The AFL-CIO brings the bad news:
Wisconsin Senate: Republicans retook the majority. Republicans needed to defeat just one Democratic incumbent or win the one open seat while protecting the four GOP incumbents facing challengers to reclaim the majority in the Senate. Republicans won the open seat in far northeastern Wisconsin’s 12th Senate District and all four GOP incumbents won their races handily. That leaves the balance of power at 16-16 with Republican challenger Rick Gudex leading Democrat Rep. Jessica King in east-central Wisconsin’s 18th Senate District. Another open seat will be filled in a December special election and will almost certainly remain Republican, essentially giving the GOP a 17-16 edge that could grow to 18-15 if Gudex emerges victorious.
Wisconsin Assembly: Republicans will continue to control the Wisconsin Assembly. Republicans have 58 seats, Democrats have 37 seats, and 4 remain uncalled.
Jessica King, in fact, was one of the recall winners that tipped the state Senate in the Democrats’ direction. She defeated philanderer Randy Hopper in that race, but the seat was redistricted to make it tough on her, and she’s in danger of losing.
But that race actually doesn’t matter a whole lot. Republicans will have a trifecta in Madison, just like they had before the recalls.
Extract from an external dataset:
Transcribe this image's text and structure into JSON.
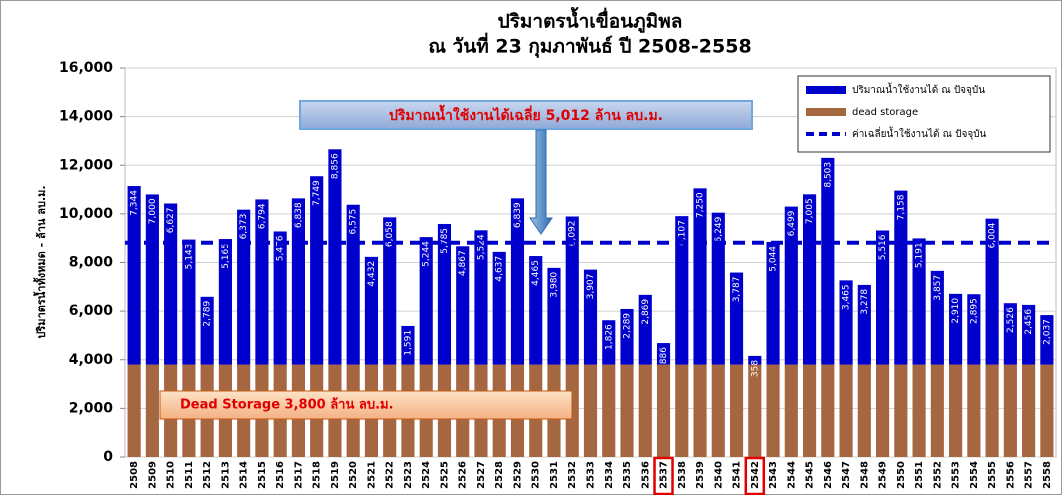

And Scott Walker will be able to do a whole lot more mischief.
Other state legislative races were mixed, but they show that Democrats still have trouble breaking through, despite big turnout among their new electoral coalition. Democrats did win back a number of chambers after the wipeout in 2010. They won the Colorado House, the Maine House and Senate (just a great night for Maine), the Minnesota House and Senate (another state where marriage was on the ballot, incidentally), the Oregon House, and possibly the New Hampshire House. They also retained the Iowa Senate and Nevada Senate, and secured a governing majority of over 2/3 in the California legislature.
But Democrats failed to make majority-changing gains in places like Florida, Pennsylvania and Michigan, lost the Senate in Alaska, and will now have less than 1/3 of the Indiana House. In Ohio, the House added one seat. The twin barrels of redistricting and big money secured these gains for Republicans. Even in states where Democrats did well in more high-profile races, they couldn’t crack the legislative nut, with Wisconsin being among the most egregious examples. And we’ve seen the damage that state legislatures can do throughout 2011 and 2012. The states will continue to present a real fight in the near future.